The poor college student: It’s a cliche in part because it’s so often true. The plight of most college students is that they go to school full time and usually only work part time. That means that they don’t have a lot of extra money to spend on much of anything. If you’re reading this, then it’s likely that you’re in this boat. Here are five ways you can make your money stretch further while you’re going to school.
1.Start by Making a Budget
For many new college students, going to university is the first time that they’ve been asked to make a budget. In terms of keeping control of your finances, U.S. News and World Report puts learning to budget first on its list of college finance “must dos.”
A good college budget not only shows you how much money you have coming in from jobs, parents, and financial aid, but it also shows you how much you have going out. If you have more going out than coming in, then you will have a shortfall.
Here are a few things that should go on your budget:
- Textbooks and supplies
- Food (if you’re not on a meal plan)
- Laundry (soap, coins for the machines, etc.)
- Personal care items
2.Shop Wisely for Textbooks
With college books costing you as much as $1,300 a year, your school books represent a major portion of your college budget.
The problem stems from the fact that the textbook publisher sets the price for the books and your professors order the books. However, the person ordering the books – that’s the professor – isn’t the person who has to pay for the books, so the price of your books affect your professors very little.
However, the price of your books affect you a great deal. That’s when it pays to know how to buy textbooks on the cheap.
First, try not to buy textbooks brand new. You’ll save a lot more money if you get used textbooks. You may save even more money if you rent some of your books or get them in Kindle format.
Also, be aware that your campus bookstore may not be the best place to buy books from a price standpoint. There are other booksellers, like Booksrun that buy and sell school books online. Check out options like these when cash is short.
3.Separate What you Want From What You Need
You might feel like you need coffee to get yourself going in the morning, but do you need a Starbucks coffee everyday? Do you need to eat lunch at the deli around the corner? Probably not.
According to Nerd Wallet, splurges, like your daily coffee start to add up to the tune of a $1,000 or more a year. That’s where knowing what you want versus knowing what you need to get by is so important.

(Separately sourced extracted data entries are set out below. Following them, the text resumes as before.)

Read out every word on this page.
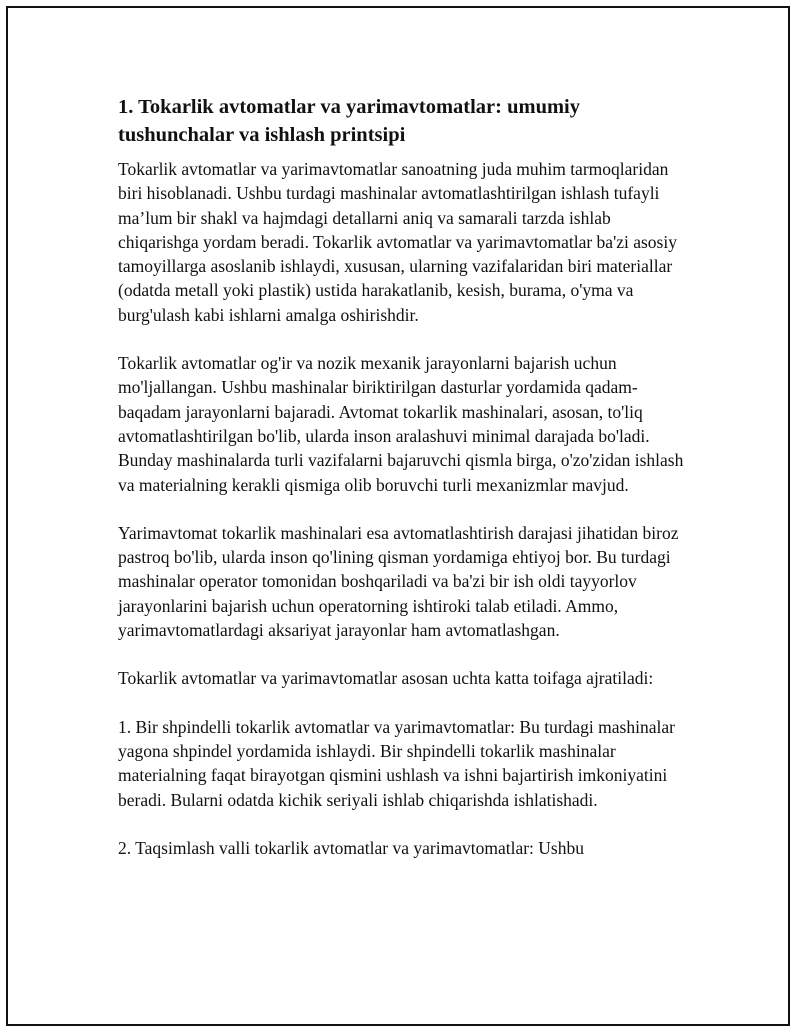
1. Tokarlik avtomatlar va yarimavtomatlar: umumiy tushunchalar va ishlash printsipi

Tokarlik avtomatlar va yarimavtomatlar sanoatning juda muhim tarmoqlaridan biri hisoblanadi. Ushbu turdagi mashinalar avtomatlashtirilgan ishlash tufayli ma’lum bir shakl va hajmdagi detallarni aniq va samarali tarzda ishlab chiqarishga yordam beradi. Tokarlik avtomatlar va yarimavtomatlar ba'zi asosiy tamoyillarga asoslanib ishlaydi, xususan, ularning vazifalaridan biri materiallar (odatda metall yoki plastik) ustida harakatlanib, kesish, burama, o'yma va burg'ulash kabi ishlarni amalga oshirishdir.

Tokarlik avtomatlar og'ir va nozik mexanik jarayonlarni bajarish uchun mo'ljallangan. Ushbu mashinalar biriktirilgan dasturlar yordamida qadam-baqadam jarayonlarni bajaradi. Avtomat tokarlik mashinalari, asosan, to'liq avtomatlashtirilgan bo'lib, ularda inson aralashuvi minimal darajada bo'ladi. Bunday mashinalarda turli vazifalarni bajaruvchi qismla birga, o'zo'zidan ishlash va materialning kerakli qismiga olib boruvchi turli mexanizmlar mavjud.

Yarimavtomat tokarlik mashinalari esa avtomatlashtirish darajasi jihatidan biroz pastroq bo'lib, ularda inson qo'lining qisman yordamiga ehtiyoj bor. Bu turdagi mashinalar operator tomonidan boshqariladi va ba'zi bir ish oldi tayyorlov jarayonlarini bajarish uchun operatorning ishtiroki talab etiladi. Ammo, yarimavtomatlardagi aksariyat jarayonlar ham avtomatlashgan.

Tokarlik avtomatlar va yarimavtomatlar asosan uchta katta toifaga ajratiladi:

1. Bir shpindelli tokarlik avtomatlar va yarimavtomatlar: Bu turdagi mashinalar yagona shpindel yordamida ishlaydi. Bir shpindelli tokarlik mashinalar materialning faqat birayotgan qismini ushlash va ishni bajartirish imkoniyatini beradi. Bularni odatda kichik seriyali ishlab chiqarishda ishlatishadi.

2. Taqsimlash valli tokarlik avtomatlar va yarimavtomatlar: Ushbu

If you’re not sure about which expense is which, then keep a money journal for four to six weeks. Record everything you spend money on. After a while, patterns will emerge. You will begin to see where you’re spending money. You may actually be surprised at how many splurges you find on your money journal pages.
Speaking of splurges, you should also be mindful of how you use your credit cards if you have them. Don’t wait until the bill comes to start keeping track of your credit card purchases. Put those in your money diary as well. Credit cards make it easier to spend money mindlessly. You don’t see the money you’re spending leaving your hands, so it’s like it doesn’t exist until the bill comes in.
4.Work on Your College Breaks
Money that you earn and save on a job is less money that you have to borrow in student loans. It may be that you already work throughout the year. If so, keep that job during winter and summer breaks.
If you have a work study job, then find a job once school’s out. Put as much in savings as you can. It’ll be a cushion for you in the coming year.
5.Get Scholarships and Grants
Scholarships and grants save you a bundle of money because the more of them you get, the fewer student loans you have to take out. Having student loans to pay back means that some of your future earnings won’t be yours.
Right now, the average student loan debt is almost $30,000. Since student loans cannot be discharged via bankruptcy, you’ll be paying back everything that you’ve borrowed until it’s paid off. In light of that, borrow wisely.
Although you may not have much money when you’re in college, these years also represent a great opportunity for you. Not only will you be getting an education, which could help you secure a job later, if you play your cards right, you’re also learning about how to handle money.
Few experiences in your life will teach you as much about money as learning how to handle your money wisely while you are in college. During these years, you’ll really learn how to keep track of your money, how to cut costs, and how to make the money that you do earn count.